LOXAHATCHEE, Fla. - The dream of a restored Everglades, with water flowing from Lake Okeechobee to Florida Bay, moved a giant step closer to reality yesterday when the nation's largest sugar cane producer agreed to sell all of its assets to the state and go out of business.
Under the proposed deal, Florida will pay $1.75 billion for US Sugar, which would have six years to continue farming before turning over 187,000 acres north of Everglades National Park, along with two sugar refineries, 200 miles of railroad, and other assets.
It would be Florida's biggest land acquisition ever, and the magnitude and location of the purchase left environmentalists and state officials giddy.
Even before Governor Charlie Crist arrived to make the announcement against a backdrop of water, grass, and birds here, dozens of advocates gathered in small groups, gasping with awe, as if at a wedding for a couple they never thought would fall in love. After years of battling with US Sugar over water and pollution, many of them said that the prospect of a partnership came as a shock.
"It's so exciting," said Margaret McPherson, vice president of the Everglades Foundation. "I'm going to do cartwheels."
The details of the deal, which is to be completed over the next few months, may define how long the honeymoon lasts.
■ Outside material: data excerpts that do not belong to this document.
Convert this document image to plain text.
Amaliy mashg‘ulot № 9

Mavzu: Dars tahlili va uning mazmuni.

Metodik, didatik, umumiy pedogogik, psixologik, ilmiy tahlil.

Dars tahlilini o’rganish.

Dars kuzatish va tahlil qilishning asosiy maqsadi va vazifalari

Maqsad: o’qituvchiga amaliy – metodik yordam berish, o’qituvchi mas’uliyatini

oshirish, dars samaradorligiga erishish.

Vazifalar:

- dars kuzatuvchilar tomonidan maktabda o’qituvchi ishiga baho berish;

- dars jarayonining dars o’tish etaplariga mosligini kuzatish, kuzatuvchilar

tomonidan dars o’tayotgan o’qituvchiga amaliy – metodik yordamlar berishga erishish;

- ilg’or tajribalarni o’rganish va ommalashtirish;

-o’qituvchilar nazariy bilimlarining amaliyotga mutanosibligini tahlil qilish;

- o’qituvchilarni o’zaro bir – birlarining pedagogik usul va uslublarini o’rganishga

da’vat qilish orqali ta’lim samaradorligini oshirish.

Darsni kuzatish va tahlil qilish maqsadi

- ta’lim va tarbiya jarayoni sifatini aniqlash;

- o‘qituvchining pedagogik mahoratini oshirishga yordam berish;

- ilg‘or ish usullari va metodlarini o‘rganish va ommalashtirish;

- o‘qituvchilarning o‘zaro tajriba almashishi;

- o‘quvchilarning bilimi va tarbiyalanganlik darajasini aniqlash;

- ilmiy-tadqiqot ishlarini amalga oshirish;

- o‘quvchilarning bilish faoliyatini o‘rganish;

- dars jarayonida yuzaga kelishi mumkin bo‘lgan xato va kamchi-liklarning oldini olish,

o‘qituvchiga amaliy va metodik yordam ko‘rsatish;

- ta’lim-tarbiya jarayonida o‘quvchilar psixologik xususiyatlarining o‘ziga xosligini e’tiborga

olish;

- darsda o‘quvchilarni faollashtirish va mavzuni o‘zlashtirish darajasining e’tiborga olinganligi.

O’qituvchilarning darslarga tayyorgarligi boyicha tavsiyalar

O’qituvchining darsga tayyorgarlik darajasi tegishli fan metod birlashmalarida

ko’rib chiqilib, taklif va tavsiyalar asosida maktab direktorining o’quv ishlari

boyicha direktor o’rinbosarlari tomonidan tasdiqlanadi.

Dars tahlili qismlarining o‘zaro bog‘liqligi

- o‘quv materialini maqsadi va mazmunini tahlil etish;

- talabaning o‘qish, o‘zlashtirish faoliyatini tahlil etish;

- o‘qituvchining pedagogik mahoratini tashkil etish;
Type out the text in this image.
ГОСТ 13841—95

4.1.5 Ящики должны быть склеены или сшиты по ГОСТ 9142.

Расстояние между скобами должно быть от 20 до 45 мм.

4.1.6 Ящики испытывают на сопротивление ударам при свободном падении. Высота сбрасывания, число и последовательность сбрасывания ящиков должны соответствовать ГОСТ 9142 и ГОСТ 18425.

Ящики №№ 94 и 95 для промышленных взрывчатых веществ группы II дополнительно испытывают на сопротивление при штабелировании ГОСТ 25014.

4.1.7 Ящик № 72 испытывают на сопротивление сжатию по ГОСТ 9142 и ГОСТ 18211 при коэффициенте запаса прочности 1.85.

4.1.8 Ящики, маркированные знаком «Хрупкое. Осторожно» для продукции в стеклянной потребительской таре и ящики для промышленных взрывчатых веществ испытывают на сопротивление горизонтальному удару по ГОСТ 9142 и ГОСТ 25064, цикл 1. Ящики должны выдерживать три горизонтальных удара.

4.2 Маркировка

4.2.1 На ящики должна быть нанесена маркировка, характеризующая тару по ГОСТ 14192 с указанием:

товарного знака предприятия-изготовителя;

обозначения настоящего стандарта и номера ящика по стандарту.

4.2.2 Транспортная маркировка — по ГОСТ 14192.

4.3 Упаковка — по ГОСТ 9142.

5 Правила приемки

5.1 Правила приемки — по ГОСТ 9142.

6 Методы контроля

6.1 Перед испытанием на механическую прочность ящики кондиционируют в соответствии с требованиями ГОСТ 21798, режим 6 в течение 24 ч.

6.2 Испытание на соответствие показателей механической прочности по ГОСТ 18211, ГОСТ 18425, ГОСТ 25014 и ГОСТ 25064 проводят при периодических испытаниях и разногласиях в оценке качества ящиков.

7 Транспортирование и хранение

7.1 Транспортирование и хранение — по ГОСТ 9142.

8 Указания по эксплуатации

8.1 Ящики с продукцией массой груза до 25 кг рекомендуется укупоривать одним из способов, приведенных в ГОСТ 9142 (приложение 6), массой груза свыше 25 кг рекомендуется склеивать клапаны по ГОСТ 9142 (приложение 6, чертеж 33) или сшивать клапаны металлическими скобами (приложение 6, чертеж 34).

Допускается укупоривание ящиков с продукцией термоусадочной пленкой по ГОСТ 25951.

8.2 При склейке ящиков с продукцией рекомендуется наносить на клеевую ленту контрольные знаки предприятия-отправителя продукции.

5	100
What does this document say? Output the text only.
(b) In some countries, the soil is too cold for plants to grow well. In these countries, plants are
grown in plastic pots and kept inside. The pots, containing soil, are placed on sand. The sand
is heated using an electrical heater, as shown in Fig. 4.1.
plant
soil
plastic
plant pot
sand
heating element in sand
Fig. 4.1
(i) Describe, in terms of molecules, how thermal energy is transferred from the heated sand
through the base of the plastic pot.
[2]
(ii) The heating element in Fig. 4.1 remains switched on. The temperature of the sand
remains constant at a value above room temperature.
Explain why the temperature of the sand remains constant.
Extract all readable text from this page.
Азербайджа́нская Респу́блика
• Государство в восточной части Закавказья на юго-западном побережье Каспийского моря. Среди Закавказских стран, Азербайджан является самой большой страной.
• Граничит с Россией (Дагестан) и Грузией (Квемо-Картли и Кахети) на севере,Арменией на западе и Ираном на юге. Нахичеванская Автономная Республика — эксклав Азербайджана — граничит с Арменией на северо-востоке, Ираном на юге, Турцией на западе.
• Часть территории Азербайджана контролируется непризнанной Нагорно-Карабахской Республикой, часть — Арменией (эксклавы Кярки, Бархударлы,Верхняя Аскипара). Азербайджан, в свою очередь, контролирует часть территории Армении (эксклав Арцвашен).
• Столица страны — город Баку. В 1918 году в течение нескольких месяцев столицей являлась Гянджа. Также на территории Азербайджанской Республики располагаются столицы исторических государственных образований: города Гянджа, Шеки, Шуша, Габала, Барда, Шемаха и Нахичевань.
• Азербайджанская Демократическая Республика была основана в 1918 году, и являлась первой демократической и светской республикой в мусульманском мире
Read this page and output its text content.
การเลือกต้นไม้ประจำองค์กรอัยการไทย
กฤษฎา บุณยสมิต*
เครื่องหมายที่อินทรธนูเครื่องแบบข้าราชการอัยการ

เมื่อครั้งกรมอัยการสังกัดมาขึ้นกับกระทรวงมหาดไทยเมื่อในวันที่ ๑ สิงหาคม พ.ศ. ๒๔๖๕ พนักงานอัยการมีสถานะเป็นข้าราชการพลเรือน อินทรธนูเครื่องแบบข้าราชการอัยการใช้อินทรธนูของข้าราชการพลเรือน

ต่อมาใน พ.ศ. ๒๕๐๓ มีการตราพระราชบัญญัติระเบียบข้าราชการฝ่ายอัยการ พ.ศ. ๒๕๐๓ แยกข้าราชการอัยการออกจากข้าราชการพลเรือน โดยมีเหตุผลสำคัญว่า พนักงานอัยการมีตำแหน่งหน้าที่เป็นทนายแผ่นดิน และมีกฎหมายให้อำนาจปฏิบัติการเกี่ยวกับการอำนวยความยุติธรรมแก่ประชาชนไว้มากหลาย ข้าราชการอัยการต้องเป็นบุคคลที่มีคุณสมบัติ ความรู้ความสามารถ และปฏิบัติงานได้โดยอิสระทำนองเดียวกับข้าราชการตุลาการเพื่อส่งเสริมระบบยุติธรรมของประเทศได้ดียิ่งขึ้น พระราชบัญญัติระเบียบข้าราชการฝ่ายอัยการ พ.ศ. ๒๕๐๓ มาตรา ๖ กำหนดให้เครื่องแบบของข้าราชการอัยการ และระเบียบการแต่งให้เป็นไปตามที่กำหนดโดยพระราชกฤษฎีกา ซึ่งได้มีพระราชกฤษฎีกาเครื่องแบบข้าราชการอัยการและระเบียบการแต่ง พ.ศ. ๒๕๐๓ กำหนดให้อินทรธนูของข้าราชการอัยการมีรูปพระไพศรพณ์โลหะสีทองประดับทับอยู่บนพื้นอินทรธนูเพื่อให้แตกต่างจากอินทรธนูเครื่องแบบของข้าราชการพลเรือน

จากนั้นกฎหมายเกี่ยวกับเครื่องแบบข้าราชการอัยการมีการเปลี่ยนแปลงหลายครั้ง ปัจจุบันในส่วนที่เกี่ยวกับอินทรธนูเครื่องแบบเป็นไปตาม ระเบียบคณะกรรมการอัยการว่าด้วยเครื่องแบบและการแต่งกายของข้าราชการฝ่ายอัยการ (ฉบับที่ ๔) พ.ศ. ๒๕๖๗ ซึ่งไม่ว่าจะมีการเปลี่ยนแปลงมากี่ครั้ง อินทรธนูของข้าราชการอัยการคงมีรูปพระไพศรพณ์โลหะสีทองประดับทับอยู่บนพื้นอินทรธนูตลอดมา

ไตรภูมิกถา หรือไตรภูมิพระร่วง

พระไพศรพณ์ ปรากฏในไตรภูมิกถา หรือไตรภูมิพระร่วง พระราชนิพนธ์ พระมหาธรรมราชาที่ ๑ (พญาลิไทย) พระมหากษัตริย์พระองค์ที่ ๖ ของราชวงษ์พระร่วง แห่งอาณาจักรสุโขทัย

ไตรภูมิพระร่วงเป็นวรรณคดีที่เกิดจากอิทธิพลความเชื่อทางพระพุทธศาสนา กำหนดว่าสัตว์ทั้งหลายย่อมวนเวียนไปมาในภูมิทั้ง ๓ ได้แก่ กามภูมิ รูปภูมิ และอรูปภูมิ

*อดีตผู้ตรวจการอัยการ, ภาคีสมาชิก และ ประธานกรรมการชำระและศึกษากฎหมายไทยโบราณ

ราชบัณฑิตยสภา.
Previous acquisitions took longer to integrate than initially expected and, because US Sugar's fields are not all contiguous, complicated land swaps with other businesses may be required.
The purchase will be paid for with bonds and from fees already added to water bills. But if the price goes up or environmental remediation enters the picture, the state could have to renegotiate.
The fate of US Sugar's 1,900 workers also remains in question and some former company executives have suggested that the state is overpaying, bailing out a company burdened with debt, a new sugar mill, and a lawsuit from former employees who said they were bilked out of retirement money.
Company officials said the deal would amount to $350 a share, after taxes and other obligations were paid, a premium over two previous offers of $293 a share that the company had dismissed as inadequate.
The accusations and concerns, however, did not dampen the mood. Even as workers from the mill in Clewiston tried to get a handle on their futures, and some cried foul, Crist emphasized the land's environmental value.
While declining to provide details of how the state arrived at the price of $1.75 billion, he said it was a terrific bargain.
"I can envision no better gift to the Everglades, the people of Florida and the people of America - as well as our planet - than to place in public ownership this missing link that represents the key to true restoration," he said.
The impact on the Everglades could be substantial. The natural flow of water would be restored, and the expanse of about 292 square miles would add about a million acre-feet of water storage. That amount of water could soak the southern Everglades during the dry season, protecting wildlife, preventing fires, and allowing for a redrawing of the $8 billion Everglades restoration plan approved in 2000.
A new design would essentially remove some of the proposed plumbing. Many of the complicated wells and pumps the plan relied on might never have to be built, water officials said, because the water could move naturally down the gradually sloping land.
Since 1931, US Sugar has farmed the area, using fertilizers that have often released phosphorous into the water. The company has long denied that its efforts severely damaged the land, and executives said that the sale would benefit the Everglades, and shareholders.
"It's dollars and cents and the right thing to do," said Robert H. Buker Jr., the company's president, in an interview.
Those most affected though will be current workers, and they could decide whether the purchase goes through. US Sugar took its stock off the public market in 1983 to create an employee stock ownership plan, so technically the company is owned by the workers.
Buker said he expected the workers would approve the deal because of the money they could make. But at a meeting with workers in Clewiston yesterday, opinions seemed mixed.